Automatically moves to the best available network — no manual intervention required.
Works within the existing RAKwireless solar gateway — no hardware changes needed.
Consistent data transmission from the Great Orme even during peak tourist periods.
"This gateway, located on a school site in Llandudno, plays a critical role in receiving data from IoT sensors deployed across the eastern side of the Great Orme. Ensuring consistent connectivity is essential to maintaining reliable environmental monitoring capability."
"The solar RAKwireless gateway has performed reliably from a hardware perspective. However, the previous single-network SIM solution was susceptible to service degradation during periods of high network demand. This is particularly evident during peak tourist seasons and bank holidays, when mobile network congestion in Llandudno can lead to intermittent loss of connectivity."
"The Council has implemented a multi-network IoT connectivity solution, enabling the gateway to dynamically utilise alternative mobile networks when local congestion occurs. This has significantly improved resilience and ensures continuity of data transmission, supporting the ongoing reliability of the Council's IoT infrastructure."
"Real-world deployments are where connectivity is truly tested. In many cases signal strength alone is not the issue — local congestion can become the problem. Access to multiple networks gives critical infrastructure additional resilience where a single network may struggle during busy periods."
The Conwy Council deployment highlights a challenge increasingly encountered as IoT infrastructure expands into public-facing and tourist locations.
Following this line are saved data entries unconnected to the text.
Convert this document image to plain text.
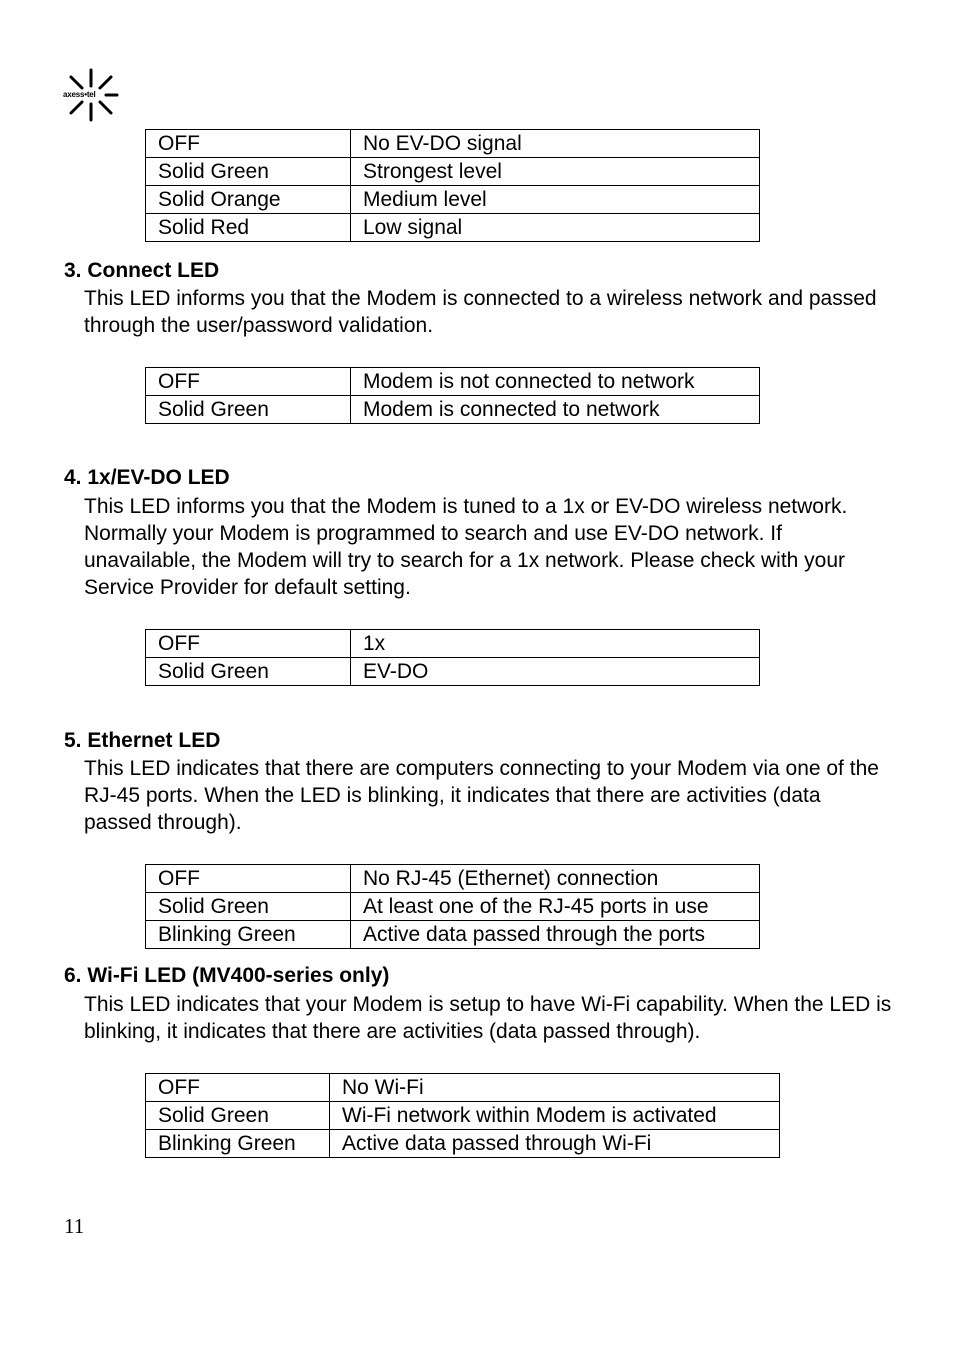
axess•tel
OFF	No EV-DO signal
Solid Green	Strongest level
Solid Orange	Medium level
Solid Red	Low signal
3. Connect LED

This LED informs you that the Modem is connected to a wireless network and passed through the user/password validation.

OFF	Modem is not connected to network
Solid Green	Modem is connected to network
4. 1x/EV-DO LED

This LED informs you that the Modem is tuned to a 1x or EV-DO wireless network. Normally your Modem is programmed to search and use EV-DO network. If unavailable, the Modem will try to search for a 1x network. Please check with your Service Provider for default setting.

OFF	1x
Solid Green	EV-DO
5. Ethernet LED

This LED indicates that there are computers connecting to your Modem via one of the RJ-45 ports. When the LED is blinking, it indicates that there are activities (data passed through).

OFF	No RJ-45 (Ethernet) connection
Solid Green	At least one of the RJ-45 ports in use
Blinking Green	Active data passed through the ports
6. Wi-Fi LED (MV400-series only)

This LED indicates that your Modem is setup to have Wi-Fi capability. When the LED is blinking, it indicates that there are activities (data passed through).

OFF	No Wi-Fi
Solid Green	Wi-Fi network within Modem is activated
Blinking Green	Active data passed through Wi-Fi
11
Signal strength is often sufficient — but single-network SIMs offer no protection against congestion, which can be unpredictable and location-specific.
As IoT deployments continue expanding into critical applications — from environmental monitoring and public infrastructure to security and smart city systems — resilient connectivity is becoming increasingly important to ensure services remain available when they are needed most.
KeySIM's multi-network approach provides local authorities and public sector organisations with the same level of connectivity resilience available to large enterprises — on flexible PAYG terms that suit public sector procurement requirements.
From environmental monitoring to smart city infrastructure, KeySIM's multi-network IoT SIM keeps critical public sector devices connected — even when individual networks are congested.